When I met Helen, I wanted to learn what she considered to be a happy life. Her documents were well written, and she had plenty of assets, but there was something missing from her plan; How does Helen like to have fun? Helen showed me her home (stairs everywhere) and let me know how lonely she was. We decided together to set up a meeting with a professional care manager, and get some help in to assist Helen with day to day needs at home. Helen decided to name me as her Trustee, she resigned, and once I had the job, I went to work.

I received Helen’s permission to share my annual accountings with her attorney going forward, and to keep utilizing the services of her CPA. I knew from the care manager’s assessment that Helen’s capacity would diminish over time, and knowing she had her favorite professionals in her corner was comforting to both Helen and me. With Helen’s ok, we reached out to her former workmates and colleagues, and she had a regular string of visitors who kept her engaged.

Over the years, Helen’s cognition continued to change. With her agreement (and lots of tours), she and her care manager selected an assisted living residence, and she moved in. I sold her home, and invested the proceeds for her benefit. She made friends right away, and started to have some of her past energy. She developed aphasia (loss of ability to understand or express speech, caused by brain damage), and became more frustrated.  I continued to report to her, but after a few years, she didn’t want to see the accountings anymore. Eventually, instead of speaking, she would nod her head, or gesture.

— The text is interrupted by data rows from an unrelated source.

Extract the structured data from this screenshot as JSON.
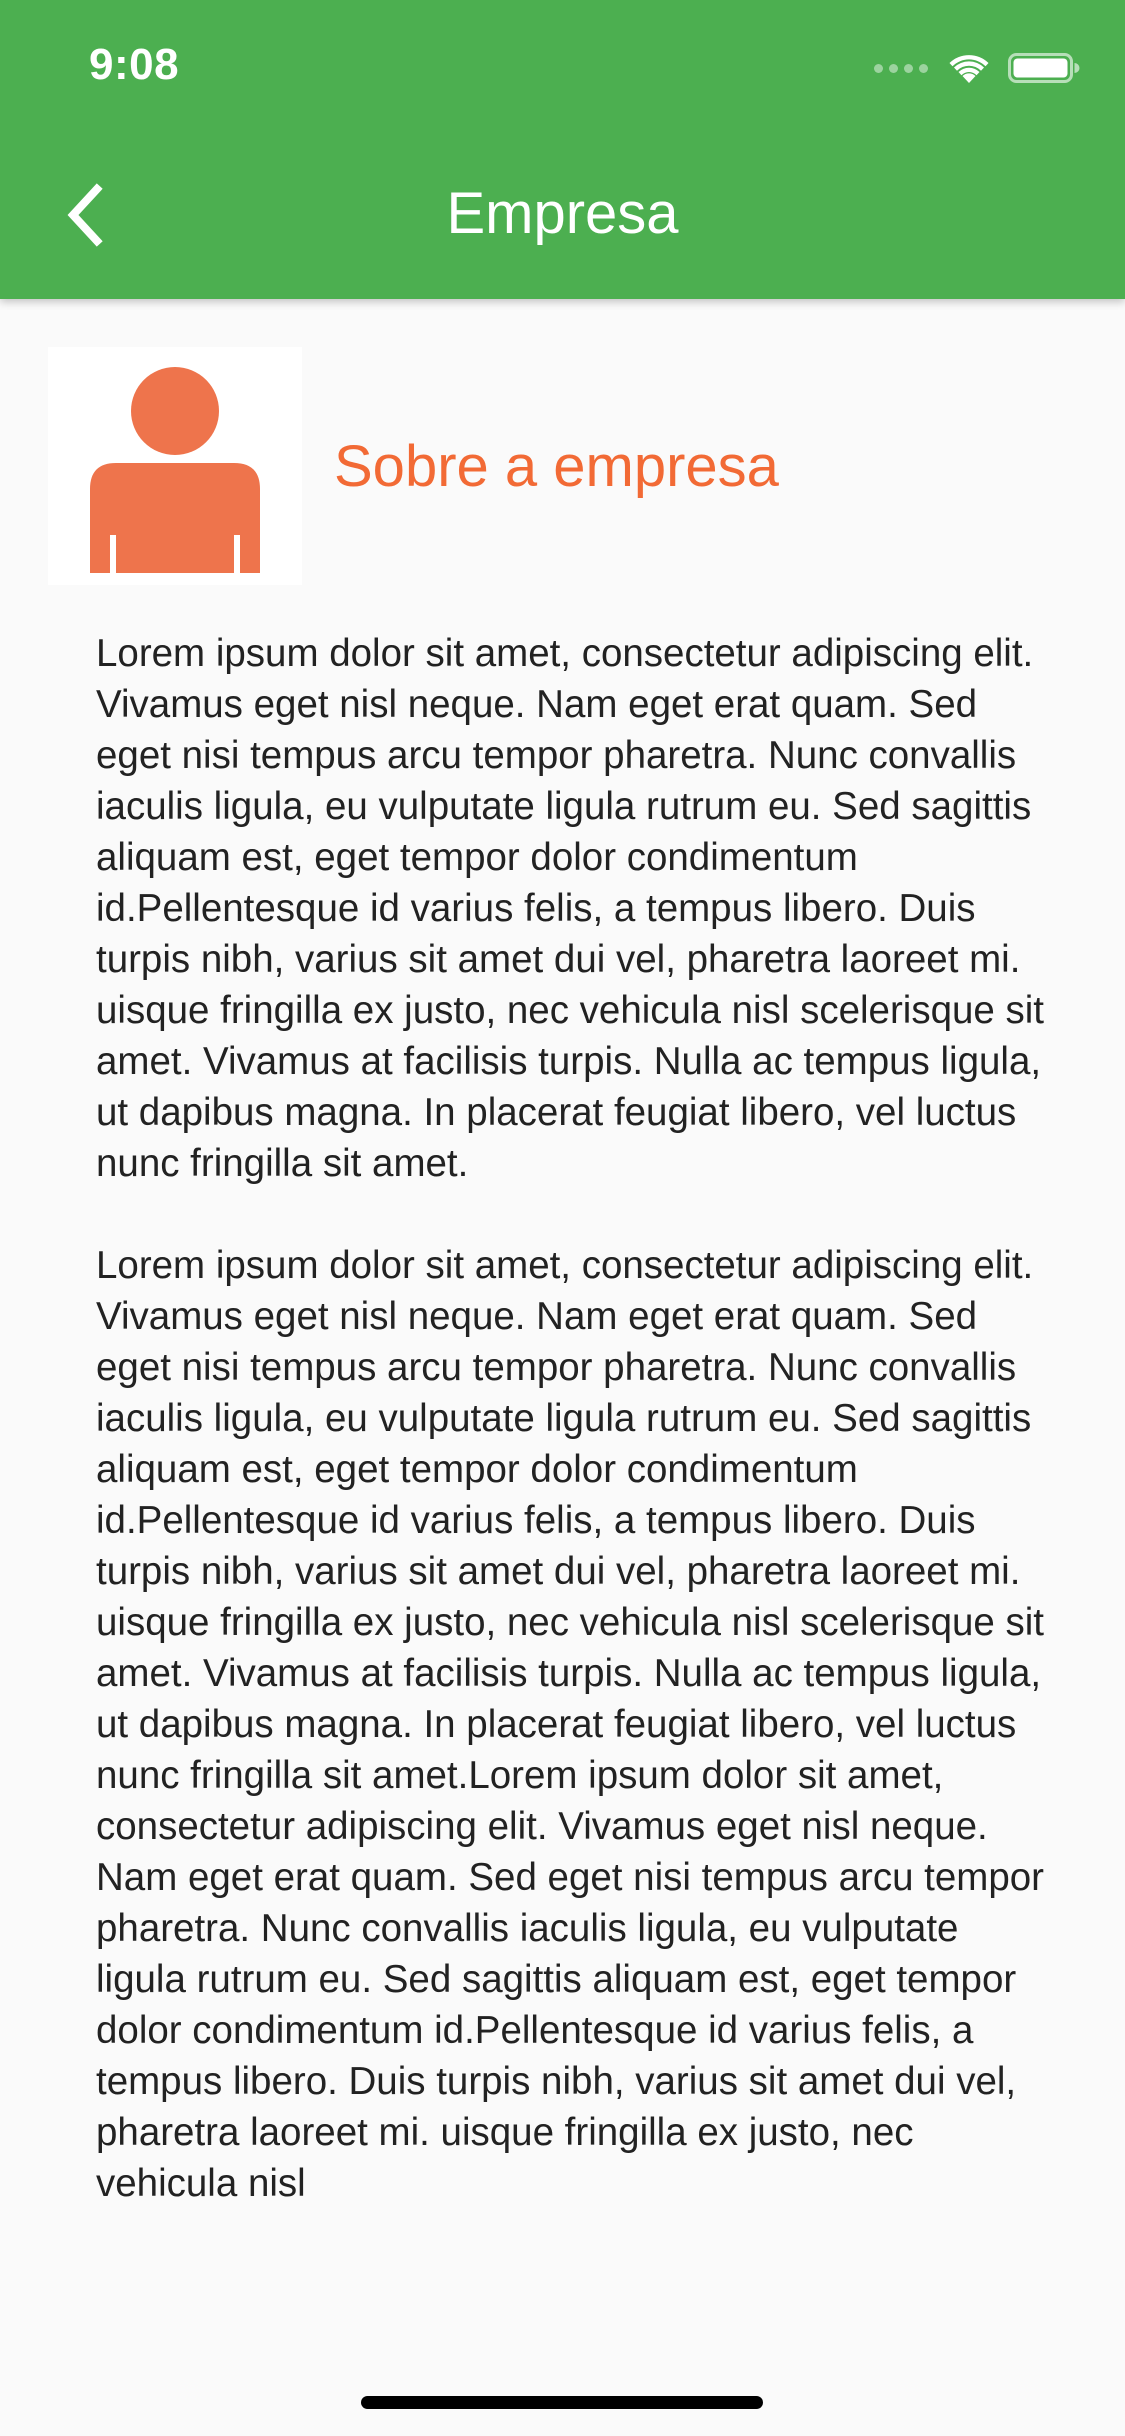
{
  "status_bar": {
    "time": "9:08"
  },
  "app_bar": {
    "title": "Empresa",
    "back_icon": "chevron-left-icon",
    "background_color": "#4caf50"
  },
  "header": {
    "avatar_icon": "person-icon",
    "title": "Sobre a empresa",
    "title_color": "#f26a35"
  },
  "content": {
    "paragraphs": [
      "Lorem ipsum dolor sit amet, consectetur adipiscing elit. Vivamus eget nisl neque. Nam eget erat quam. Sed eget nisi tempus arcu tempor pharetra. Nunc convallis iaculis ligula, eu vulputate ligula rutrum eu. Sed sagittis aliquam est, eget tempor dolor condimentum id.Pellentesque id varius felis, a tempus libero. Duis turpis nibh, varius sit amet dui vel, pharetra laoreet mi. uisque fringilla ex justo, nec vehicula nisl scelerisque sit amet. Vivamus at facilisis turpis. Nulla ac tempus ligula, ut dapibus magna. In placerat feugiat libero, vel luctus nunc fringilla sit amet.",
      "Lorem ipsum dolor sit amet, consectetur adipiscing elit. Vivamus eget nisl neque. Nam eget erat quam. Sed eget nisi tempus arcu tempor pharetra. Nunc convallis iaculis ligula, eu vulputate ligula rutrum eu. Sed sagittis aliquam est, eget tempor dolor condimentum id.Pellentesque id varius felis, a tempus libero. Duis turpis nibh, varius sit amet dui vel, pharetra laoreet mi. uisque fringilla ex justo, nec vehicula nisl scelerisque sit amet. Vivamus at facilisis turpis. Nulla ac tempus ligula, ut dapibus magna. In placerat feugiat libero, vel luctus nunc fringilla sit amet.Lorem ipsum dolor sit amet, consectetur adipiscing elit. Vivamus eget nisl neque. Nam eget erat quam. Sed eget nisi tempus arcu tempor pharetra. Nunc convallis iaculis ligula, eu vulputate ligula rutrum eu. Sed sagittis aliquam est, eget tempor dolor condimentum id.Pellentesque id varius felis, a tempus libero. Duis turpis nibh, varius sit amet dui vel, pharetra laoreet mi. uisque fringilla ex justo, nec vehicula nisl"
    ]
  }
}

I would visit Helen from time to time, and on our last visit, we held hands and listened to her favorite music, all conversation no longer necessary.

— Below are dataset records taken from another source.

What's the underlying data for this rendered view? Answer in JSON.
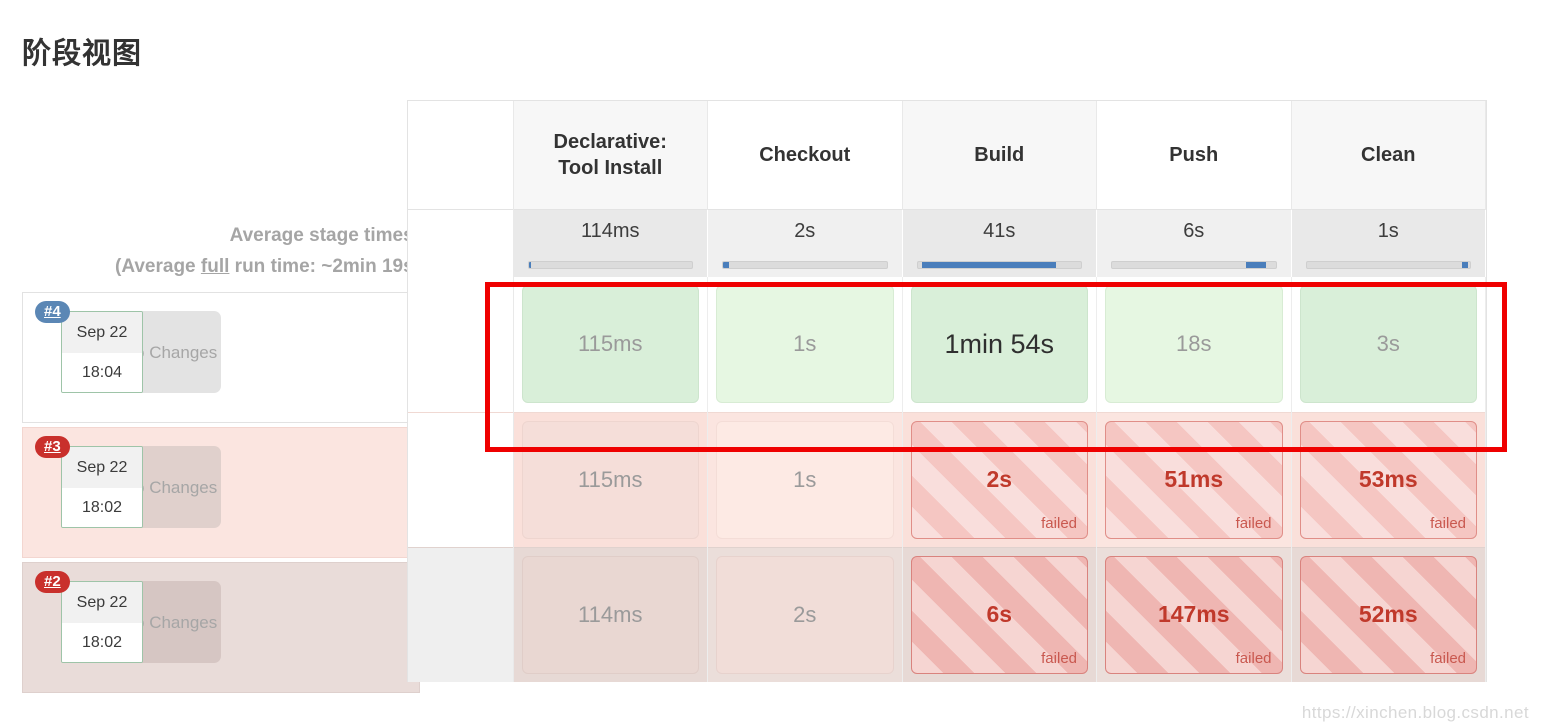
{
  "page": {
    "title": "阶段视图",
    "watermark": "https://xinchen.blog.csdn.net"
  },
  "average_summary": {
    "line1": "Average stage times:",
    "line2_pre": "(Average ",
    "line2_underlined": "full",
    "line2_post": " run time: ~2min 19s)"
  },
  "stage_table": {
    "first_column_header": "",
    "columns": [
      {
        "label": "Declarative: Tool Install",
        "label_line1": "Declarative:",
        "label_line2": "Tool Install",
        "average": "114ms",
        "bar_start_pct": 0,
        "bar_width_pct": 1.5
      },
      {
        "label": "Checkout",
        "label_line1": "Checkout",
        "label_line2": "",
        "average": "2s",
        "bar_start_pct": 0,
        "bar_width_pct": 3.5
      },
      {
        "label": "Build",
        "label_line1": "Build",
        "label_line2": "",
        "average": "41s",
        "bar_start_pct": 3,
        "bar_width_pct": 82
      },
      {
        "label": "Push",
        "label_line1": "Push",
        "label_line2": "",
        "average": "6s",
        "bar_start_pct": 82,
        "bar_width_pct": 12
      },
      {
        "label": "Clean",
        "label_line1": "Clean",
        "label_line2": "",
        "average": "1s",
        "bar_start_pct": 95,
        "bar_width_pct": 4
      }
    ],
    "rows": [
      {
        "build": "#4",
        "badge_color": "#5b87b5",
        "status": "success",
        "date": "Sep 22",
        "time": "18:04",
        "changes": "No Changes",
        "cells": [
          {
            "duration": "115ms",
            "state": "ok",
            "prominent": false,
            "failed_label": ""
          },
          {
            "duration": "1s",
            "state": "ok-light",
            "prominent": false,
            "failed_label": ""
          },
          {
            "duration": "1min 54s",
            "state": "ok",
            "prominent": true,
            "failed_label": ""
          },
          {
            "duration": "18s",
            "state": "ok-light",
            "prominent": false,
            "failed_label": ""
          },
          {
            "duration": "3s",
            "state": "ok",
            "prominent": false,
            "failed_label": ""
          }
        ]
      },
      {
        "build": "#3",
        "badge_color": "#c9302c",
        "status": "failed",
        "date": "Sep 22",
        "time": "18:02",
        "changes": "No Changes",
        "cells": [
          {
            "duration": "115ms",
            "state": "pale-a",
            "prominent": false,
            "failed_label": ""
          },
          {
            "duration": "1s",
            "state": "pale-b",
            "prominent": false,
            "failed_label": ""
          },
          {
            "duration": "2s",
            "state": "failed",
            "prominent": false,
            "failed_label": "failed"
          },
          {
            "duration": "51ms",
            "state": "failed",
            "prominent": false,
            "failed_label": "failed"
          },
          {
            "duration": "53ms",
            "state": "failed",
            "prominent": false,
            "failed_label": "failed"
          }
        ]
      },
      {
        "build": "#2",
        "badge_color": "#c9302c",
        "status": "failed",
        "date": "Sep 22",
        "time": "18:02",
        "changes": "No Changes",
        "cells": [
          {
            "duration": "114ms",
            "state": "pale-a-dark",
            "prominent": false,
            "failed_label": ""
          },
          {
            "duration": "2s",
            "state": "pale-b-dark",
            "prominent": false,
            "failed_label": ""
          },
          {
            "duration": "6s",
            "state": "failed-dark",
            "prominent": false,
            "failed_label": "failed"
          },
          {
            "duration": "147ms",
            "state": "failed-dark",
            "prominent": false,
            "failed_label": "failed"
          },
          {
            "duration": "52ms",
            "state": "failed-dark",
            "prominent": false,
            "failed_label": "failed"
          }
        ]
      }
    ]
  },
  "annotation": {
    "type": "rectangle-highlight",
    "color": "#ef0000",
    "targets_row": "#4"
  }
}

There is no way to predict exactly what you are going to need, or when you are going to need it. Your preferences are an important aspect of your estate plan. This is why planning ahead is so important! It’s never too soon to consider how you would like to be cared for, and what fun you want included in your everyday life, if you cannot fully express what you want in that moment. Whoever you have selected to serve as your Agent for Health Care should know about what you enjoy, and who is important to you. Please keep your Agent up to date as your life grows and changes.

Marguerite Lorenz, CTFA, CLPF is a Master Trustee and a Managing Partner at Lorenz Private Trustees (MyTrustee.net) and has served as a Trustee and Executor since 2003.